寺田:メーカーさん、スタジオさんなど各社が集まる委員会は通常6、7月くらいから開かれて、8月くらいには骨子が固まっている、というのが普段のスケジュールなんです。
ただ、去年が中止になっていたのである種延々続いていたような気がします。春先に「どうするんだ」「まだ分からない」、5、6月も「どうするんだ」「分からない」と続いて、9月末にやっと「じゃあやってみようか」というような話があがりいまに至る、という感じで今年は会議が本当に長かったですね。
鈴木:会議ではさまざまな意見が出たことと思いますが、総合プロデューサーの寺田さんと中嶋さんはどのようにお考えですか?
寺田:前例がない状況ですし、迷ってましたよ。うん、迷ってました。
中嶋:本当に悩みましたね。ただ、最終的にオンライン開催で踏み切ったのは、AnimeJapanを楽しみにしてくださっているファンのために、という思いが強い理由です。
というのも、昨年行われた別イベントのアンケートを拝見させていただいたんですが、お客さんも、出展者さんも、どちらも「やってくれてありがとう」と書かれていたんですよね。
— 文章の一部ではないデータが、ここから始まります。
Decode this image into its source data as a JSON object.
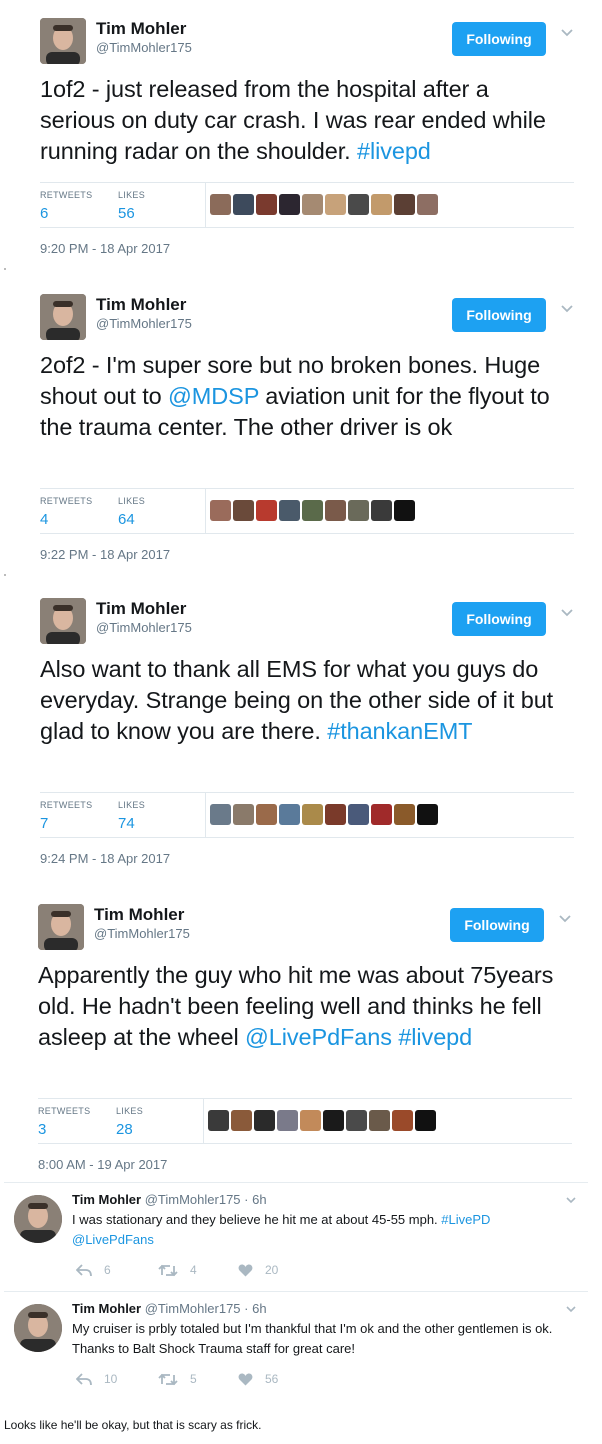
{
  "tweets": [
    {
      "name": "Tim Mohler",
      "handle": "@TimMohler175",
      "follow_label": "Following",
      "text_before": "1of2 - just released from the hospital after a serious on duty car crash. I was rear ended while running radar on the shoulder. ",
      "links": "#livepd",
      "retweets_label": "RETWEETS",
      "retweets": "6",
      "likes_label": "LIKES",
      "likes": "56",
      "time": "9:20 PM - 18 Apr 2017"
    },
    {
      "name": "Tim Mohler",
      "handle": "@TimMohler175",
      "follow_label": "Following",
      "text_before": "2of2 - I'm super sore but no broken bones. Huge shout out to ",
      "links": "@MDSP",
      "text_after": " aviation unit for the flyout to the trauma center. The other driver is ok",
      "retweets_label": "RETWEETS",
      "retweets": "4",
      "likes_label": "LIKES",
      "likes": "64",
      "time": "9:22 PM - 18 Apr 2017"
    },
    {
      "name": "Tim Mohler",
      "handle": "@TimMohler175",
      "follow_label": "Following",
      "text_before": "Also want to thank all EMS for what you guys do everyday. Strange being on the other side of it but glad to know you are there. ",
      "links": "#thankanEMT",
      "retweets_label": "RETWEETS",
      "retweets": "7",
      "likes_label": "LIKES",
      "likes": "74",
      "time": "9:24 PM - 18 Apr 2017"
    },
    {
      "name": "Tim Mohler",
      "handle": "@TimMohler175",
      "follow_label": "Following",
      "text_before": "Apparently the guy who hit me was about 75years old. He hadn't been feeling well and thinks he fell asleep at the wheel ",
      "links": "@LivePdFans #livepd",
      "retweets_label": "RETWEETS",
      "retweets": "3",
      "likes_label": "LIKES",
      "likes": "28",
      "time": "8:00 AM - 19 Apr 2017"
    }
  ],
  "replies": [
    {
      "name": "Tim Mohler",
      "meta": "@TimMohler175 · 6h",
      "text": "I was stationary and they believe he hit me at about 45-55 mph. ",
      "links": "#LivePD @LivePdFans",
      "reply_count": "6",
      "retweet_count": "4",
      "like_count": "20"
    },
    {
      "name": "Tim Mohler",
      "meta": "@TimMohler175 · 6h",
      "text": "My cruiser is prbly totaled but I'm thankful that I'm ok and the other gentlemen is ok. Thanks to Balt Shock Trauma staff for great care!",
      "links": "",
      "reply_count": "10",
      "retweet_count": "5",
      "like_count": "56"
    }
  ],
  "caption": "Looks like he'll be okay, but that is scary as frick.",
  "colors": {
    "accent": "#1da1f2",
    "link": "#1b95e0",
    "muted": "#657786"
  },
  "icons": [
    "chevron-down-icon",
    "reply-icon",
    "retweet-icon",
    "heart-icon"
  ]
}
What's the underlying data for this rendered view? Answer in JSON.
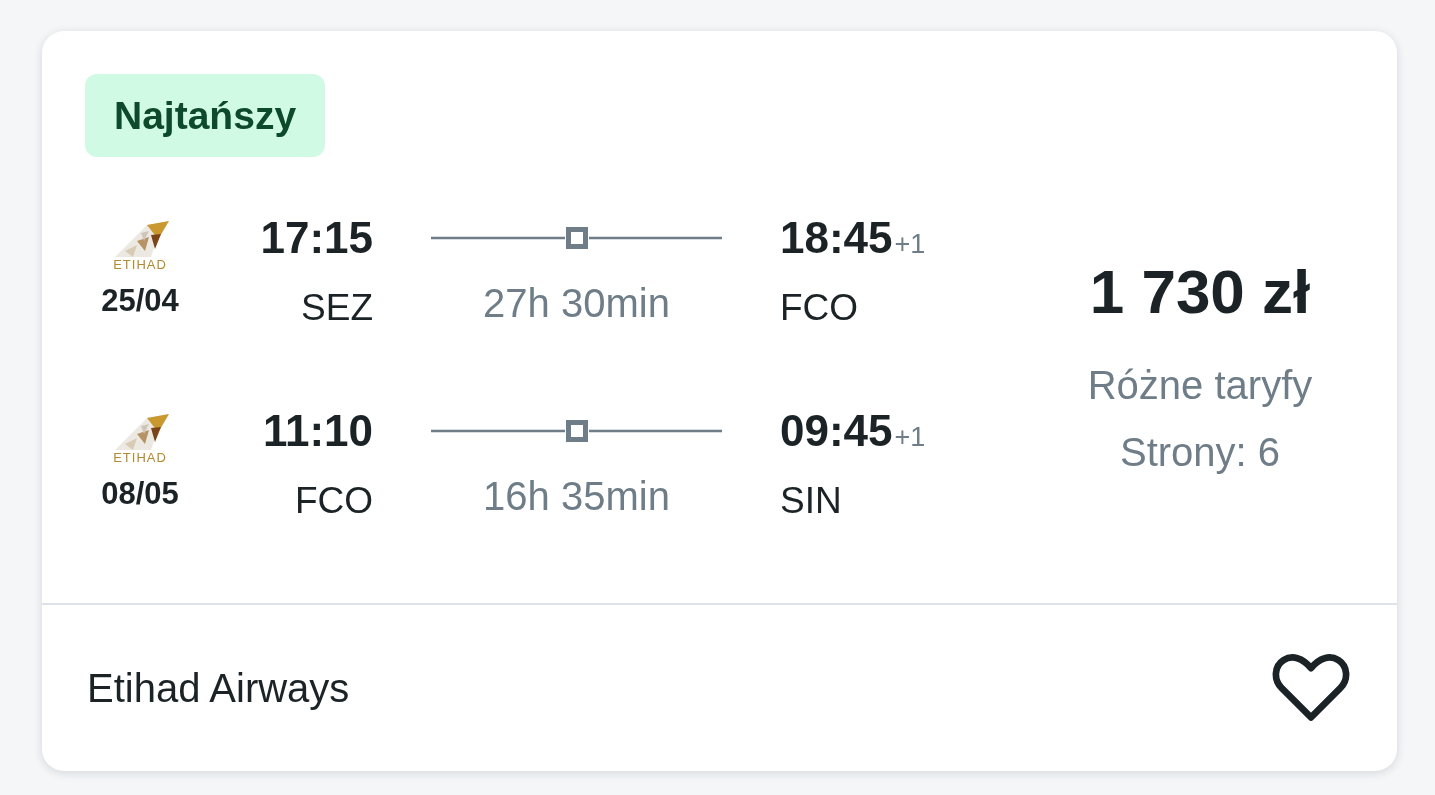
{
  "badge": {
    "label": "Najtańszy"
  },
  "legs": [
    {
      "logo_text": "ETIHAD",
      "date": "25/04",
      "departure": {
        "time": "17:15",
        "airport": "SEZ"
      },
      "duration": "27h 30min",
      "arrival": {
        "time": "18:45",
        "day_offset": "+1",
        "airport": "FCO"
      }
    },
    {
      "logo_text": "ETIHAD",
      "date": "08/05",
      "departure": {
        "time": "11:10",
        "airport": "FCO"
      },
      "duration": "16h 35min",
      "arrival": {
        "time": "09:45",
        "day_offset": "+1",
        "airport": "SIN"
      }
    }
  ],
  "price": {
    "amount": "1 730 zł",
    "fare_note": "Różne taryfy",
    "sites": "Strony: 6"
  },
  "footer": {
    "airline": "Etihad Airways",
    "saved": false
  }
}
これって、たぶん今までにないコメントだと思うんです。これまではイベントが開催されるのは当たり前の世の中だったので。
寺田:そういう声を聞いて、「今年も中止ということには絶対にさせない」という気持ちが強くなりました。
鈴木:イベント以外にも「失って初めて気づく」というのが本当に今年は多くて。だからなんというか……。本当に開催を決めていただいてありがとうございます。
寺田・中嶋:いえいえ。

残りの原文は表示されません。